The ownership structure surrounding the companies involved is convoluted.
Jusan Bank itself is controlled by a company called First Heartland Securities, which owns a 79 percent stake in the bank and is itself owned by Jusan Technologies. Galymzhan Yesenov, an entrepreneur who is the son-in-law of Akhmetzhan Yesimov, a former Almaty mayor who is close to Nazarbayev, owns the remaining 20 percent.
Pioneer Capital Invest, the company that transferred the bank’s jurisdiction to London, is owned by the Nazarbayev Foundation.

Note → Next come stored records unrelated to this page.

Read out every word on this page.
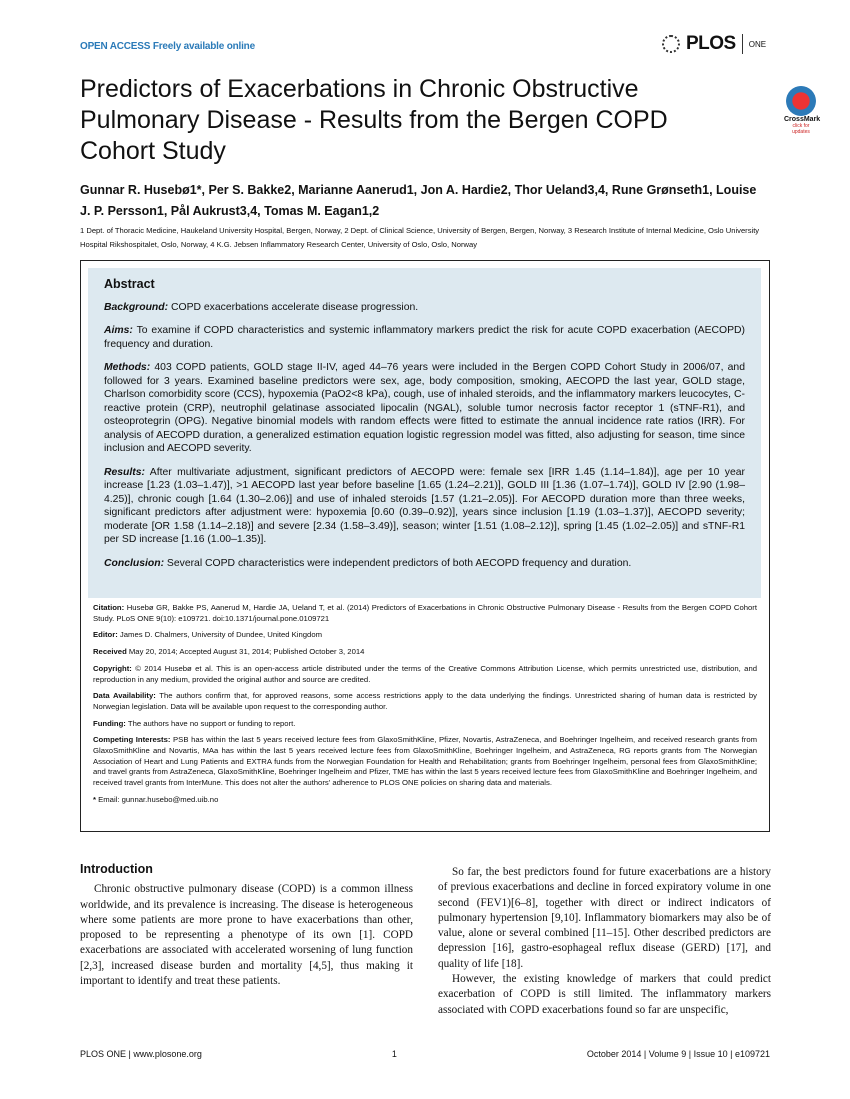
OPEN ACCESS Freely available online	PLOS ONE
Predictors of Exacerbations in Chronic Obstructive Pulmonary Disease - Results from the Bergen COPD Cohort Study
CrossMark
click for updates
Gunnar R. Husebø1*, Per S. Bakke2, Marianne Aanerud1, Jon A. Hardie2, Thor Ueland3,4, Rune Grønseth1, Louise J. P. Persson1, Pål Aukrust3,4, Tomas M. Eagan1,2
1 Dept. of Thoracic Medicine, Haukeland University Hospital, Bergen, Norway, 2 Dept. of Clinical Science, University of Bergen, Bergen, Norway, 3 Research Institute of Internal Medicine, Oslo University Hospital Rikshospitalet, Oslo, Norway, 4 K.G. Jebsen Inflammatory Research Center, University of Oslo, Oslo, Norway
Abstract

Background: COPD exacerbations accelerate disease progression.

Aims: To examine if COPD characteristics and systemic inflammatory markers predict the risk for acute COPD exacerbation (AECOPD) frequency and duration.

Methods: 403 COPD patients, GOLD stage II-IV, aged 44–76 years were included in the Bergen COPD Cohort Study in 2006/07, and followed for 3 years. Examined baseline predictors were sex, age, body composition, smoking, AECOPD the last year, GOLD stage, Charlson comorbidity score (CCS), hypoxemia (PaO2<8 kPa), cough, use of inhaled steroids, and the inflammatory markers leucocytes, C-reactive protein (CRP), neutrophil gelatinase associated lipocalin (NGAL), soluble tumor necrosis factor receptor 1 (sTNF-R1), and osteoprotegrin (OPG). Negative binomial models with random effects were fitted to estimate the annual incidence rate ratios (IRR). For analysis of AECOPD duration, a generalized estimation equation logistic regression model was fitted, also adjusting for season, time since inclusion and AECOPD severity.

Results: After multivariate adjustment, significant predictors of AECOPD were: female sex [IRR 1.45 (1.14–1.84)], age per 10 year increase [1.23 (1.03–1.47)], >1 AECOPD last year before baseline [1.65 (1.24–2.21)], GOLD III [1.36 (1.07–1.74)], GOLD IV [2.90 (1.98–4.25)], chronic cough [1.64 (1.30–2.06)] and use of inhaled steroids [1.57 (1.21–2.05)]. For AECOPD duration more than three weeks, significant predictors after adjustment were: hypoxemia [0.60 (0.39–0.92)], years since inclusion [1.19 (1.03–1.37)], AECOPD severity; moderate [OR 1.58 (1.14–2.18)] and severe [2.34 (1.58–3.49)], season; winter [1.51 (1.08–2.12)], spring [1.45 (1.02–2.05)] and sTNF-R1 per SD increase [1.16 (1.00–1.35)].

Conclusion: Several COPD characteristics were independent predictors of both AECOPD frequency and duration.

Citation: Husebø GR, Bakke PS, Aanerud M, Hardie JA, Ueland T, et al. (2014) Predictors of Exacerbations in Chronic Obstructive Pulmonary Disease - Results from the Bergen COPD Cohort Study. PLoS ONE 9(10): e109721. doi:10.1371/journal.pone.0109721

Editor: James D. Chalmers, University of Dundee, United Kingdom

Received May 20, 2014; Accepted August 31, 2014; Published October 3, 2014

Copyright: © 2014 Husebø et al. This is an open-access article distributed under the terms of the Creative Commons Attribution License, which permits unrestricted use, distribution, and reproduction in any medium, provided the original author and source are credited.

Data Availability: The authors confirm that, for approved reasons, some access restrictions apply to the data underlying the findings. Unrestricted sharing of human data is restricted by Norwegian legislation. Data will be available upon request to the corresponding author.

Funding: The authors have no support or funding to report.

Competing Interests: PSB has within the last 5 years received lecture fees from GlaxoSmithKline, Pfizer, Novartis, AstraZeneca, and Boehringer Ingelheim, and received research grants from GlaxoSmithKline and Novartis, MAa has within the last 5 years received lecture fees from GlaxoSmithKline, Boehringer Ingelheim, and AstraZeneca, RG reports grants from The Norwegian Association of Heart and Lung Patients and EXTRA funds from the Norwegian Foundation for Health and Rehabilitation; grants from Boehringer Ingelheim, personal fees from GlaxoSmithKline; and travel grants from AstraZeneca, GlaxoSmithKline, Boehringer Ingelheim and Pfizer, TME has within the last 5 years received lecture fees from GlaxoSmithKline and Boehringer Ingelheim, and received travel grants from InterMune. This does not alter the authors' adherence to PLOS ONE policies on sharing data and materials.

* Email: gunnar.husebo@med.uib.no

Introduction

Chronic obstructive pulmonary disease (COPD) is a common illness worldwide, and its prevalence is increasing. The disease is heterogeneous where some patients are more prone to have exacerbations than other, proposed to be representing a phenotype of its own [1]. COPD exacerbations are associated with accelerated worsening of lung function [2,3], increased disease burden and mortality [4,5], thus making it important to identify and treat these patients.

So far, the best predictors found for future exacerbations are a history of previous exacerbations and decline in forced expiratory volume in one second (FEV1)[6–8], together with direct or indirect indicators of pulmonary hypertension [9,10]. Inflammatory biomarkers may also be of value, alone or several combined [11–15]. Other described predictors are depression [16], gastro-esophageal reflux disease (GERD) [17], and quality of life [18].

However, the existing knowledge of markers that could predict exacerbation of COPD is still limited. The inflammatory markers associated with COPD exacerbations found so far are unspecific,

PLOS ONE | www.plosone.org	1	October 2014 | Volume 9 | Issue 10 | e109721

An investigation published by the Organized Crime and Corruption Reporting Project in January 2022 suggested that, as well as controlling educational institutions, the ostensibly charitable foundation and associated structures own a multibillion dollar network of assets including a private jet, luxury hotels, a golf course and various businesses.
“Nazarbayev’s non-profit organizations actually own larger business portfolios than many multinational conglomerates,” the OCCRP said.
Those entities denied any wrongdoing and filed defamation cases against OCCRP and other media outlets, which are pending.
“We are not owned or controlled by Mr. Nazarbayev, nor do we benefit him,” a spokesman for the plaintiffs, who include Jusan Technologies, said. “Our sole mission is to support public education in Kazakhstan.”
The OCCRP report came out as Nazarbayev’s star started to wane following the fatal civil unrest in Kazakhstan in January 2022, amid suspicions that his relatives and cronies were involved in stoking the violence.
He has since been stripped of the personalized powers he had enjoyed since stepping down as president in 2019.
In parallel, President Tokayev has been pursuing his onslaught against crony capitalism, albeit selectively.
Some Nazarbayev relatives, including his younger daughter Aliya and brother Bolat, have lost lucrative business interests, and his nephew Kairat Satybaldy has been jailed on corruption charges.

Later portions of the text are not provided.